I really love Christmas food, and every year I‘m, deeply moved by the thought of Mary and Joseph and the Three Wise Men sitting down to a plate of turkey with roasties and giblet gravy. The baby Jesus obviously had his own special arrangements.
But you know, what I personally like best, rather than the big roast bird, are the extras and the afters, the stuffing, the bread sauce, the mince pies, and I suppose pigs in blankets fit into that category too.
And I do wonder when pigs in blankets became a “thing.” My mum never served them, and I suspect she’d never even heard of them. But now they seem to be ubiquitous – pigs in blanket flavoured crisps for instance. And I understand there is even pigs-in-blankets flavoured vaping liquid, though that might be an urban myth.

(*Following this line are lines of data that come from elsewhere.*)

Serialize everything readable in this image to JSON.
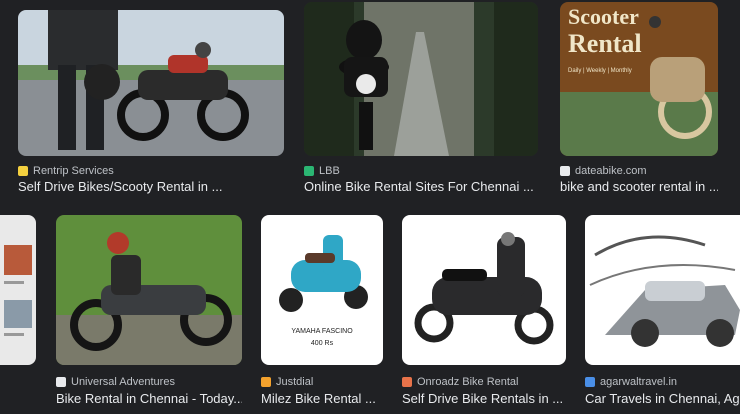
{
  "results": [
    {
      "source": "Rentrip Services",
      "title": "Self Drive Bikes/Scooty Rental in ...",
      "favicon_color": "#f4d03f"
    },
    {
      "source": "LBB",
      "title": "Online Bike Rental Sites For Chennai ...",
      "favicon_color": "#2bb673"
    },
    {
      "source": "dateabike.com",
      "title": "bike and scooter rental in ...",
      "favicon_color": "#e8eaed",
      "poster_text": "Scooter",
      "poster_title": "Rental",
      "poster_sub": "Daily | Weekly | Monthly"
    },
    {
      "source": "Universal Adventures",
      "title": "Bike Rental in Chennai - Today...",
      "favicon_color": "#e8eaed"
    },
    {
      "source": "Justdial",
      "title": "Milez Bike Rental ...",
      "favicon_color": "#f4a22d",
      "caption_name": "YAMAHA FASCINO",
      "caption_price": "400 Rs"
    },
    {
      "source": "Onroadz Bike Rental",
      "title": "Self Drive Bike Rentals in ...",
      "favicon_color": "#e8734a"
    },
    {
      "source": "agarwaltravel.in",
      "title": "Car Travels in Chennai, Aga",
      "favicon_color": "#4a8fe8"
    }
  ]
}
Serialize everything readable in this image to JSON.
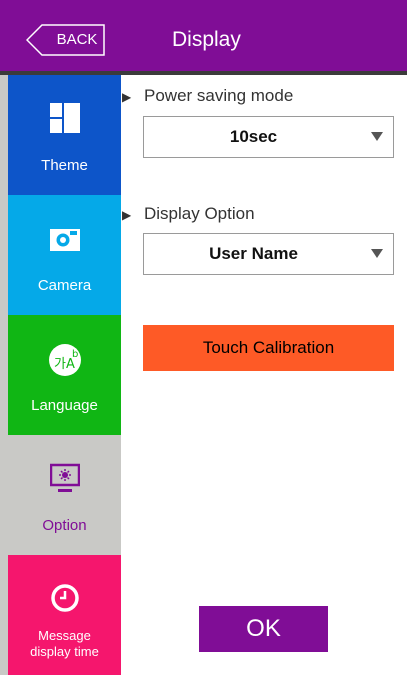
{
  "header": {
    "back_label": "BACK",
    "title": "Display"
  },
  "sidebar": {
    "items": [
      {
        "label": "Theme",
        "icon": "theme-grid-icon"
      },
      {
        "label": "Camera",
        "icon": "camera-icon"
      },
      {
        "label": "Language",
        "icon": "language-icon",
        "icon_text": "가A",
        "icon_sup": "b"
      },
      {
        "label": "Option",
        "icon": "monitor-icon",
        "selected": true
      },
      {
        "label_line1": "Message",
        "label_line2": "display time",
        "icon": "clock-icon"
      }
    ]
  },
  "main": {
    "power_saving": {
      "label": "Power saving mode",
      "value": "10sec"
    },
    "display_option": {
      "label": "Display Option",
      "value": "User Name"
    },
    "touch_calibration_label": "Touch Calibration",
    "ok_label": "OK"
  },
  "colors": {
    "header": "#800d96",
    "theme": "#0d55c9",
    "camera": "#05a9e8",
    "language": "#10b614",
    "option_bg": "#c9c9c6",
    "message": "#f5166d",
    "touch_button": "#fe5a26"
  }
}
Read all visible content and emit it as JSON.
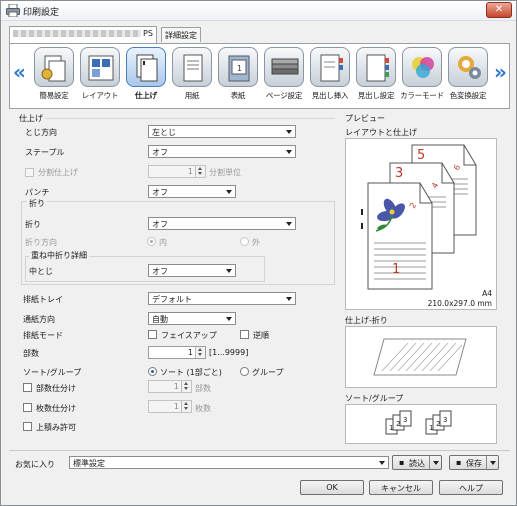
{
  "window": {
    "title": "印刷設定",
    "close_glyph": "✕"
  },
  "tabs": {
    "printer_tab_suffix": "PS",
    "detail_tab": "詳細設定"
  },
  "iconbar": {
    "prev_glyph": "«",
    "next_glyph": "»",
    "items": [
      {
        "label": "簡易設定",
        "icon": "quick-setup-icon"
      },
      {
        "label": "レイアウト",
        "icon": "layout-icon"
      },
      {
        "label": "仕上げ",
        "icon": "finishing-icon"
      },
      {
        "label": "用紙",
        "icon": "paper-icon"
      },
      {
        "label": "表紙",
        "icon": "cover-icon"
      },
      {
        "label": "ページ設定",
        "icon": "page-setup-icon"
      },
      {
        "label": "見出し挿入",
        "icon": "tab-insert-icon"
      },
      {
        "label": "見出し設定",
        "icon": "tab-setting-icon"
      },
      {
        "label": "カラーモード",
        "icon": "color-mode-icon"
      },
      {
        "label": "色変換設定",
        "icon": "color-conversion-icon"
      }
    ],
    "active": "仕上げ"
  },
  "finishing": {
    "section_title": "仕上げ",
    "binding_label": "とじ方向",
    "binding_value": "左とじ",
    "staple_label": "ステープル",
    "staple_value": "オフ",
    "split_finish_label": "分割仕上げ",
    "split_value": "1",
    "split_unit": "分割単位",
    "punch_label": "パンチ",
    "punch_value": "オフ",
    "fold_group_title": "折り",
    "fold_label": "折り",
    "fold_value": "オフ",
    "fold_dir_label": "折り方向",
    "fold_dir_in": "内",
    "fold_dir_out": "外",
    "saddle_group_title": "重ね中折り詳細",
    "saddle_label": "中とじ",
    "saddle_value": "オフ"
  },
  "output": {
    "tray_label": "排紙トレイ",
    "tray_value": "デフォルト",
    "feed_dir_label": "通紙方向",
    "feed_dir_value": "自動",
    "eject_mode_label": "排紙モード",
    "face_up_label": "フェイスアップ",
    "reverse_label": "逆順",
    "copies_label": "部数",
    "copies_value": "1",
    "copies_range": "[1...9999]",
    "sort_group_label": "ソート/グループ",
    "sort_label": "ソート (1部ごと)",
    "group_label": "グループ",
    "set_split_label": "部数仕分け",
    "set_split_value": "1",
    "set_split_unit": "部数",
    "sheet_split_label": "枚数仕分け",
    "sheet_split_value": "1",
    "sheet_split_unit": "枚数",
    "stack_label": "上積み許可"
  },
  "preview": {
    "title": "プレビュー",
    "layout_title": "レイアウトと仕上げ",
    "paper_size": "A4",
    "paper_dims": "210.0x297.0 mm",
    "page_numbers": [
      "5",
      "6",
      "3",
      "4",
      "1",
      "2"
    ],
    "fold_title": "仕上げ-折り",
    "sort_title": "ソート/グループ",
    "sort_digits": [
      "1",
      "2",
      "3",
      "1",
      "2",
      "3"
    ]
  },
  "bottom": {
    "favorites_label": "お気に入り",
    "favorites_value": "標準設定",
    "load_label": "読込",
    "save_label": "保存",
    "ok_label": "OK",
    "cancel_label": "キャンセル",
    "help_label": "ヘルプ"
  },
  "colors": {
    "accent": "#2d78c8",
    "page_number": "#c0392b",
    "flower": "#4a56a8"
  }
}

And at the Goose pub in Walthamstow, a name that in itself evokes the spirit of Christmas, they are, at the time of writing, serving “Giant Pigs-in-Blankets, Yorkie and Mash; Cumberland sausages wrapped in bacon served in a giant Yorkshire pudding, served with mash, peas and onion gravy. 1042 calories.”
Photo - Caroline Gannon |
So obviously the inamorata and I had to order a plateful – it was the mention of the giant Yorkshire pudding that really clinched it, though that proved to be a bit of a letdown, being more like an-oblong shaped pancake, but it tasted ok. The peas were surprisingly good too.
Of course in reality you’re just eating sausage and bacon, and if you buy a Marks and Spencer Pigs-in-Blankets Sandwich, sausage and bacon is pretty much what you get, though with the addition of some amazingly weird, sticky onion and port chutney.
Of course we must suppose that Jesus never knew the joy of pigs in blankets since he presumably grew up eating kosher, but thanks to later developments in Christianity we are now free to eat pigs in all their many forms, from ears to trotters to crackling and beyond. Don’t let anybody tell you that religion is all bad.